Dr Tim Black, books and essays editor, Spiked
Online subcultures, neo-reactionary theory, and dissident commentators have given shape to what’s now dubbed the ‘New Right’. But is this just the nihilistic posturing of alienated men – or the start of a serious intellectual revolt against liberal democracy? Tim Black separates the signal from the noise in this murky new landscape.
1130 – 1245
HISTORY
Terrorism, Extremism and Cultural Insecurity
Chris Bayliss, writer and commentator
Western societies are haunted by the twin spectres of radical violence and ideological extremism – yet appear incapable of defining either clearly. Chris Bayliss interrogates how fear, moral panic and counter-extremism policy have reshaped politics, security and the very meaning of ‘normality’.
OR
1130 – 1245
LITERATURE
The Memorisers: Language control and political memory
Rosemary Jenkinson, author, The Memorisers; Royal Literary Fund Fellow, Queen’s University
If control of the past means control of the future, today’s language commissars are hard at work. In The Memorisers, Rosemary Jenkinson explores how words are reshaped, memories recoded, and history quietly rewritten – all in the name of progress. But who remembers the price?
1345 – 1500
Plenary V
What is citizenship? Who is a citizen?
Dolan Cummings
In the age of open borders and supranational governance, citizenship is either a transactional status or a taboo subject.

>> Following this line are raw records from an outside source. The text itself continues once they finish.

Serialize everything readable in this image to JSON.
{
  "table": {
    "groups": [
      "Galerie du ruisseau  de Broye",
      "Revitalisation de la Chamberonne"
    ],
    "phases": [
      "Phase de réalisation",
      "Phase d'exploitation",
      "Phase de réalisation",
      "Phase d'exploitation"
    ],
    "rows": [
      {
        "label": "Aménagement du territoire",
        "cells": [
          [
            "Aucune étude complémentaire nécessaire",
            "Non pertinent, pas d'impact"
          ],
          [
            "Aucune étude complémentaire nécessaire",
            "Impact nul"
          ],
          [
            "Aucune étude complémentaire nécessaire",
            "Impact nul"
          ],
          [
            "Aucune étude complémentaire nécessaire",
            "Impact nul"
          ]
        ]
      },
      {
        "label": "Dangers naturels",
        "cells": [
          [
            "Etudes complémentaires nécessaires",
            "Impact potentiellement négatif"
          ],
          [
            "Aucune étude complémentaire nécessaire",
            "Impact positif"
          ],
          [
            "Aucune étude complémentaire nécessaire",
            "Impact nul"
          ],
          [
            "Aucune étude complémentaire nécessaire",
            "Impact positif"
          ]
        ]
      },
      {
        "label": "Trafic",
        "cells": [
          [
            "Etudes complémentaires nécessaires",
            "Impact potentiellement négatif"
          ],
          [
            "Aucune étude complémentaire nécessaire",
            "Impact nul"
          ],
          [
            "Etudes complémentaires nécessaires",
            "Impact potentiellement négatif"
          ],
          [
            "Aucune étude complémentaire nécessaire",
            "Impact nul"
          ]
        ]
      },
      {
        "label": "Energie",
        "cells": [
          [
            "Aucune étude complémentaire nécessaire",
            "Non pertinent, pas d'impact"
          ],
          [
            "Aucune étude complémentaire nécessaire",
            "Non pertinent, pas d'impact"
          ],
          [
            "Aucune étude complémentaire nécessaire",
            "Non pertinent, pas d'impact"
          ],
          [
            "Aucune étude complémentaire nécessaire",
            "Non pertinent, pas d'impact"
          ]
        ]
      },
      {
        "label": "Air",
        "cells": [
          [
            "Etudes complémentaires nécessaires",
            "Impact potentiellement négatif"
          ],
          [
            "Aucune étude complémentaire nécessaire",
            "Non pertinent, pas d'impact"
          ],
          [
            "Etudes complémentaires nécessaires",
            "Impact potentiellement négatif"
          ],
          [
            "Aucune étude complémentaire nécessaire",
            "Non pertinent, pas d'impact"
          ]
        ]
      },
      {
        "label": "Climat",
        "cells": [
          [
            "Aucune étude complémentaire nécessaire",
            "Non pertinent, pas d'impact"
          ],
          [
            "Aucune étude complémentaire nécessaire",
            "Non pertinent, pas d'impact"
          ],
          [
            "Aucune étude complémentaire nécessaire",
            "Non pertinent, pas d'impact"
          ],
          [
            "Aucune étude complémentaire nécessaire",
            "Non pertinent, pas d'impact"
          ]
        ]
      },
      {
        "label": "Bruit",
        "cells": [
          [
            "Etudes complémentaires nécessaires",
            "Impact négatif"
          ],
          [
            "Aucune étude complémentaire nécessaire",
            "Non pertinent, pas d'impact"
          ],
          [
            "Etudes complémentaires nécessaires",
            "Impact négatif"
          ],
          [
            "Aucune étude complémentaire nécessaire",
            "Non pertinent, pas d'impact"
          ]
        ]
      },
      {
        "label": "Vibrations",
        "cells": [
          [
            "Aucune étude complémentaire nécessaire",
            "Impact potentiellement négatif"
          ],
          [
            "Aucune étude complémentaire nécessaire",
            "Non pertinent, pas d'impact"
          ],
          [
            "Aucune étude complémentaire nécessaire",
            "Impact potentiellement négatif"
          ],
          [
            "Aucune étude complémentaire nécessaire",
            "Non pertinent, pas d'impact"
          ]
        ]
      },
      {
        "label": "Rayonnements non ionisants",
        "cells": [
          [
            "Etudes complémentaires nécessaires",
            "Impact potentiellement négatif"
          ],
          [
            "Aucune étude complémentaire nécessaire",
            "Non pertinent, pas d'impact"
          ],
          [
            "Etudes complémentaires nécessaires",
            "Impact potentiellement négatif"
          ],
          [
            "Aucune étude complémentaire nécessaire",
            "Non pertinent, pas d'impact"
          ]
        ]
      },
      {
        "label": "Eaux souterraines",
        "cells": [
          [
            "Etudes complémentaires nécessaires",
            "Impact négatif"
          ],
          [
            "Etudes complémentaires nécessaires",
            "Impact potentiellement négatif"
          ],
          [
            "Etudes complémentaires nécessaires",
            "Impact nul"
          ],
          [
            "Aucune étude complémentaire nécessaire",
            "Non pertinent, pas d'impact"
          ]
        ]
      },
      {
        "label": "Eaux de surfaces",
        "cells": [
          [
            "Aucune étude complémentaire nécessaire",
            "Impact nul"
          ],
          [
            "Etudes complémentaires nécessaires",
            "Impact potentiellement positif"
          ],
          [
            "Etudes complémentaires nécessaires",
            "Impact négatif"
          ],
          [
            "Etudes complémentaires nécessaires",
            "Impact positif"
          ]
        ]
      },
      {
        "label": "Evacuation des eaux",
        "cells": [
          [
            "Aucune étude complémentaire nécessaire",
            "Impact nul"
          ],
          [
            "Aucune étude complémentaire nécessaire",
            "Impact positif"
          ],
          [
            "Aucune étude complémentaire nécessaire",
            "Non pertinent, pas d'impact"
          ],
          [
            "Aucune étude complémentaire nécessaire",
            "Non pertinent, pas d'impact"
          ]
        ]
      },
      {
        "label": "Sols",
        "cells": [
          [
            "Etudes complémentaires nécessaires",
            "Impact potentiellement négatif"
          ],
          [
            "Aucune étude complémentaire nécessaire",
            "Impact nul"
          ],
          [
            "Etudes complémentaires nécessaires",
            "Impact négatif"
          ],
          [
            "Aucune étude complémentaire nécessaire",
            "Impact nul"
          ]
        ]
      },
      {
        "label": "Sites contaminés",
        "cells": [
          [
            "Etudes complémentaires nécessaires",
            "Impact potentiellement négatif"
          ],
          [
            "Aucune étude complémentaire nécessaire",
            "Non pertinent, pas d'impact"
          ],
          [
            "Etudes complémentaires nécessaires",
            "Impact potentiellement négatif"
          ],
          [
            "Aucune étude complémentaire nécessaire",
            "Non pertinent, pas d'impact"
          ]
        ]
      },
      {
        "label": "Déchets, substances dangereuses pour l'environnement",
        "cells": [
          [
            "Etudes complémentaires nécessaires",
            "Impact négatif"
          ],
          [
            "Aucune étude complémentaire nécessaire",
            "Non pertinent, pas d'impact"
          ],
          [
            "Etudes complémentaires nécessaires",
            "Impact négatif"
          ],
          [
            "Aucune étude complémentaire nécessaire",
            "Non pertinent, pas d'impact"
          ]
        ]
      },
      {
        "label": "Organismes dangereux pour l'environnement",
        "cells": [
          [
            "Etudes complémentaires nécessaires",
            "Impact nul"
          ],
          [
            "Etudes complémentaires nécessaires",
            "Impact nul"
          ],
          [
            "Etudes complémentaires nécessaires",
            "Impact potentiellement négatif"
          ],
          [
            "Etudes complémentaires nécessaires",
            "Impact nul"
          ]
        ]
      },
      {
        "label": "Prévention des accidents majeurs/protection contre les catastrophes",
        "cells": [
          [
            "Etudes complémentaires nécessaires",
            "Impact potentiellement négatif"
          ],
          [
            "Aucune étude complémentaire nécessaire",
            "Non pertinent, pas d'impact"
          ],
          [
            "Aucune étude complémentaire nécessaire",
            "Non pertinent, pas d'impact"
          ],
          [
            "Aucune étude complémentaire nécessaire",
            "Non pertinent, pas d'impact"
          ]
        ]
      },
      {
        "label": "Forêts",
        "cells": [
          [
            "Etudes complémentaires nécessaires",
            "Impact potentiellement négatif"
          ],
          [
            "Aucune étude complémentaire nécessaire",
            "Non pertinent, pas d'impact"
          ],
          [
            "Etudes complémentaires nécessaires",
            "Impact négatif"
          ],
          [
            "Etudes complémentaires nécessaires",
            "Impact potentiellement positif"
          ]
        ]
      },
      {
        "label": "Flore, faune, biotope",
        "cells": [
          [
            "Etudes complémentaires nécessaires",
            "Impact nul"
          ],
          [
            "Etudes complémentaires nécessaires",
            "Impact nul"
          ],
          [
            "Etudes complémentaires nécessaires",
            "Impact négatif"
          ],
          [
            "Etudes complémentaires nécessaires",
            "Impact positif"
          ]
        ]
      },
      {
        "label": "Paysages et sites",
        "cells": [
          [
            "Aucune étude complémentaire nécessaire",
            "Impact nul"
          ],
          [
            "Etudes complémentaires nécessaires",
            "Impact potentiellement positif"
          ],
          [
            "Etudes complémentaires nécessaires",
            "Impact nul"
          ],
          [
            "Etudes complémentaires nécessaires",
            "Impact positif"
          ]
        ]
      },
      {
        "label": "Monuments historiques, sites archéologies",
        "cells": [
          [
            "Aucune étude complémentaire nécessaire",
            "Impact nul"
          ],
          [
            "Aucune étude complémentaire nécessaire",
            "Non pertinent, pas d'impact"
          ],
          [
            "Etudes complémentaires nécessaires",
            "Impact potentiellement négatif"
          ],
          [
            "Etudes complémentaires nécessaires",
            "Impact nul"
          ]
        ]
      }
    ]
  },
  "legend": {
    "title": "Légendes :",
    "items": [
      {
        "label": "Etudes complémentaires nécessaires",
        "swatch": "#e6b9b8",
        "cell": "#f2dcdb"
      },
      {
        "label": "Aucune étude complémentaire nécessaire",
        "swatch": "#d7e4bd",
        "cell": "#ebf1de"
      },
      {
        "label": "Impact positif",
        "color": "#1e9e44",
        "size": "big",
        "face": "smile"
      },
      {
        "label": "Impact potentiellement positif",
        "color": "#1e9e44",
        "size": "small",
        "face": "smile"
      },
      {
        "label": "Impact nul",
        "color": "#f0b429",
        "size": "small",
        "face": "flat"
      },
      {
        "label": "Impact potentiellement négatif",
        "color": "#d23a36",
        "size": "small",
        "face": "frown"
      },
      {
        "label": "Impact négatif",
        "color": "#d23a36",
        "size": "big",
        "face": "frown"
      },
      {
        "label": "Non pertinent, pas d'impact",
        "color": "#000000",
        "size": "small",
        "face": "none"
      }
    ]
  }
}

But who belongs where – and why – remains a live question. Dolan Cummings digs into the meaning of citizenship: is it a legal label, a shared fate, or a political responsibility?
1515 – 1645
Plenary VI
Public Language, Private Confusion: The collapse of private life
Dr Tiffany Jenkins
Our inner lives are being squeezed – not just by surveillance or social media, but by the erosion of privacy as a moral category. Public confession, identity performance and politicised intimacy have taken its place. Tiffany Jenkins asks what happens when we lose the distinction between private and public, and whether anything of real selfhood can survive.